In an hour, I’ll walk to the chapel to receive communion and to have ash wiped on my forehead.

From Dust You Have Come

To Dust You Shall Return

Turn From Your Sins

And Be Faithful to Christ

And then, by God’s grace, for the next 40 days, I’ll sit in silent emptiness.  I’ll allow God to tear me away from misplaced attachments and cling to him instead.  I’ll become more patient, more trusting, more faithful as I trust that God is worth waiting for, and that he never asks us to wait in vain.

Like a caterpillar in a cocoon, I will lie silent in this dark, empty space while resurrection power works its way through me, bringing cell after cell to life.

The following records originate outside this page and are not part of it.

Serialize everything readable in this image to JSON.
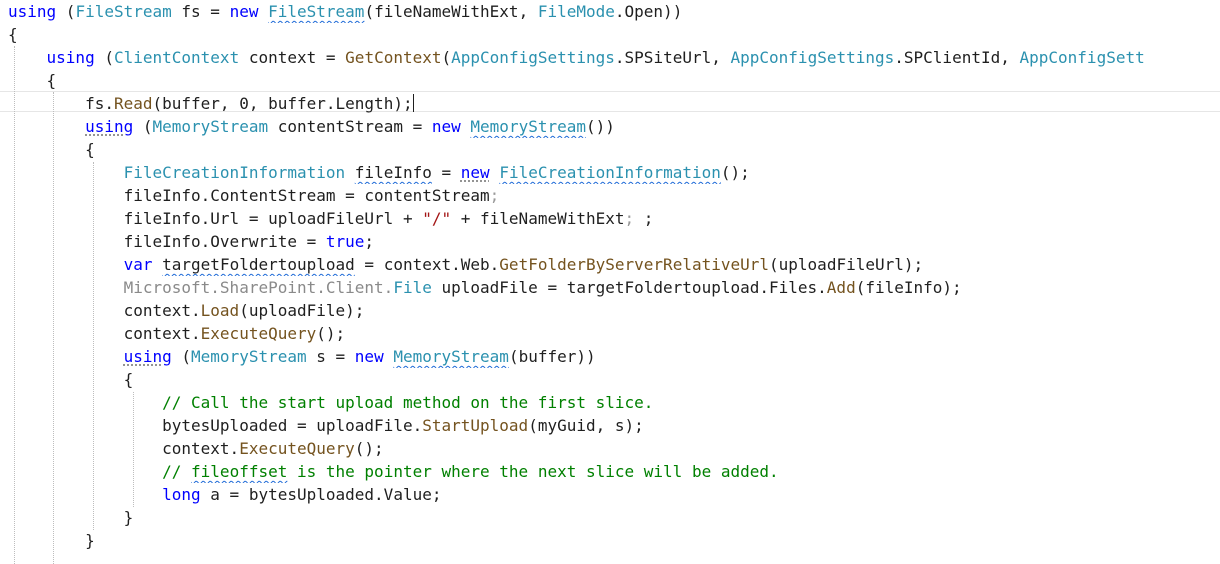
{
  "lines": [
    [
      {
        "t": "using",
        "c": "kw"
      },
      {
        "t": " (",
        "c": "pl"
      },
      {
        "t": "FileStream",
        "c": "ty"
      },
      {
        "t": " fs = ",
        "c": "pl"
      },
      {
        "t": "new",
        "c": "kw"
      },
      {
        "t": " ",
        "c": "pl"
      },
      {
        "t": "FileStream",
        "c": "ty",
        "d": "squig"
      },
      {
        "t": "(fileNameWithExt, ",
        "c": "pl"
      },
      {
        "t": "FileMode",
        "c": "ty"
      },
      {
        "t": ".Open))",
        "c": "pl"
      }
    ],
    [
      {
        "t": "{",
        "c": "pl"
      }
    ],
    [
      {
        "t": "    ",
        "c": "pl"
      },
      {
        "t": "using",
        "c": "kw"
      },
      {
        "t": " (",
        "c": "pl"
      },
      {
        "t": "ClientContext",
        "c": "ty"
      },
      {
        "t": " context = ",
        "c": "pl"
      },
      {
        "t": "GetContext",
        "c": "mt"
      },
      {
        "t": "(",
        "c": "pl"
      },
      {
        "t": "AppConfigSettings",
        "c": "ty"
      },
      {
        "t": ".SPSiteUrl, ",
        "c": "pl"
      },
      {
        "t": "AppConfigSettings",
        "c": "ty"
      },
      {
        "t": ".SPClientId, ",
        "c": "pl"
      },
      {
        "t": "AppConfigSett",
        "c": "ty"
      }
    ],
    [
      {
        "t": "    {",
        "c": "pl"
      }
    ],
    [
      {
        "t": "        fs.",
        "c": "pl"
      },
      {
        "t": "Read",
        "c": "mt"
      },
      {
        "t": "(buffer, 0, buffer.Length);",
        "c": "pl"
      },
      {
        "t": "",
        "c": "pl",
        "caret": true
      }
    ],
    [
      {
        "t": "        ",
        "c": "pl"
      },
      {
        "t": "using",
        "c": "kw",
        "d": "dots"
      },
      {
        "t": " (",
        "c": "pl"
      },
      {
        "t": "MemoryStream",
        "c": "ty"
      },
      {
        "t": " contentStream = ",
        "c": "pl"
      },
      {
        "t": "new",
        "c": "kw"
      },
      {
        "t": " ",
        "c": "pl"
      },
      {
        "t": "MemoryStream",
        "c": "ty",
        "d": "squig"
      },
      {
        "t": "())",
        "c": "pl"
      }
    ],
    [
      {
        "t": "        {",
        "c": "pl"
      }
    ],
    [
      {
        "t": "            ",
        "c": "pl"
      },
      {
        "t": "FileCreationInformation",
        "c": "ty"
      },
      {
        "t": " ",
        "c": "pl"
      },
      {
        "t": "fileInfo",
        "c": "pl",
        "d": "squig"
      },
      {
        "t": " = ",
        "c": "pl"
      },
      {
        "t": "new",
        "c": "kw",
        "d": "dots"
      },
      {
        "t": " ",
        "c": "pl"
      },
      {
        "t": "FileCreationInformation",
        "c": "ty",
        "d": "squig"
      },
      {
        "t": "();",
        "c": "pl"
      }
    ],
    [
      {
        "t": "            fileInfo.ContentStream = contentStream",
        "c": "pl"
      },
      {
        "t": ";",
        "c": "faint"
      }
    ],
    [
      {
        "t": "            fileInfo.Url = uploadFileUrl + ",
        "c": "pl"
      },
      {
        "t": "\"/\"",
        "c": "st"
      },
      {
        "t": " + fileNameWithExt",
        "c": "pl"
      },
      {
        "t": ";",
        "c": "faint"
      },
      {
        "t": " ;",
        "c": "pl"
      }
    ],
    [
      {
        "t": "            fileInfo.Overwrite = ",
        "c": "pl"
      },
      {
        "t": "true",
        "c": "kw"
      },
      {
        "t": ";",
        "c": "pl"
      }
    ],
    [
      {
        "t": "            ",
        "c": "pl"
      },
      {
        "t": "var",
        "c": "kw"
      },
      {
        "t": " ",
        "c": "pl"
      },
      {
        "t": "targetFoldertoupload",
        "c": "pl",
        "d": "squig"
      },
      {
        "t": " = context.Web.",
        "c": "pl"
      },
      {
        "t": "GetFolderByServerRelativeUrl",
        "c": "mt"
      },
      {
        "t": "(uploadFileUrl);",
        "c": "pl"
      }
    ],
    [
      {
        "t": "            ",
        "c": "pl"
      },
      {
        "t": "Microsoft.SharePoint.Client.",
        "c": "gr"
      },
      {
        "t": "File",
        "c": "ty"
      },
      {
        "t": " uploadFile = targetFoldertoupload.Files.",
        "c": "pl"
      },
      {
        "t": "Add",
        "c": "mt"
      },
      {
        "t": "(fileInfo);",
        "c": "pl"
      }
    ],
    [
      {
        "t": "            context.",
        "c": "pl"
      },
      {
        "t": "Load",
        "c": "mt"
      },
      {
        "t": "(uploadFile);",
        "c": "pl"
      }
    ],
    [
      {
        "t": "            context.",
        "c": "pl"
      },
      {
        "t": "ExecuteQuery",
        "c": "mt"
      },
      {
        "t": "();",
        "c": "pl"
      }
    ],
    [
      {
        "t": "            ",
        "c": "pl"
      },
      {
        "t": "using",
        "c": "kw",
        "d": "dots"
      },
      {
        "t": " (",
        "c": "pl"
      },
      {
        "t": "MemoryStream",
        "c": "ty"
      },
      {
        "t": " s = ",
        "c": "pl"
      },
      {
        "t": "new",
        "c": "kw"
      },
      {
        "t": " ",
        "c": "pl"
      },
      {
        "t": "MemoryStream",
        "c": "ty",
        "d": "squig"
      },
      {
        "t": "(buffer))",
        "c": "pl"
      }
    ],
    [
      {
        "t": "            {",
        "c": "pl"
      }
    ],
    [
      {
        "t": "                ",
        "c": "pl"
      },
      {
        "t": "// Call the start upload method on the first slice.",
        "c": "cm"
      }
    ],
    [
      {
        "t": "                bytesUploaded = uploadFile.",
        "c": "pl"
      },
      {
        "t": "StartUpload",
        "c": "mt"
      },
      {
        "t": "(myGuid, s);",
        "c": "pl"
      }
    ],
    [
      {
        "t": "                context.",
        "c": "pl"
      },
      {
        "t": "ExecuteQuery",
        "c": "mt"
      },
      {
        "t": "();",
        "c": "pl"
      }
    ],
    [
      {
        "t": "                ",
        "c": "pl"
      },
      {
        "t": "// ",
        "c": "cm"
      },
      {
        "t": "fileoffset",
        "c": "cm",
        "d": "squig"
      },
      {
        "t": " is the pointer where the next slice will be added.",
        "c": "cm"
      }
    ],
    [
      {
        "t": "                ",
        "c": "pl"
      },
      {
        "t": "long",
        "c": "kw"
      },
      {
        "t": " a = bytesUploaded.Value;",
        "c": "pl"
      }
    ],
    [
      {
        "t": "            }",
        "c": "pl"
      }
    ],
    [
      {
        "t": "        }",
        "c": "pl"
      }
    ],
    [
      {
        "t": "",
        "c": "pl"
      }
    ]
  ]
}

And then, on Easter Sunday morning, filled with God’s power and presence and light, I will rise.

Thanks for sharing!

2 thoughts on “être vide: thoughts on ash wednesday

  1. Dear Sarah,

    We are walking in tandem. I’ve not commented a single word in the past many months because it’s such sacred space, I do not want to foil the wisdom the Lord is imparting to me, through you, but feel compelled to today, to say thank you. Thank you for teaching me in all these months. And thank you especially for this one today, because I have had no idea what to do with myself or how to exist inside this vast empty void that seems to have less and less oxygen as each day comes and goes. But today I know what to do. I received a whisper the other day from the Lord that said, ‘Return to me’ and I have been praying ‘How’? How do I do that? Where have I gone, that I don’t know? Show me how to return to you.’ And now I know. I will sit inside the great void and prayerfully listen.

    “Though my soul may set in darkness, it will rise in perfect light.” ~Sarah Williams

    1. Nikki!! Thanks so much for the note. The place you are in is so hard, and yet I know it will be SO GOOD. Hang in there, friend.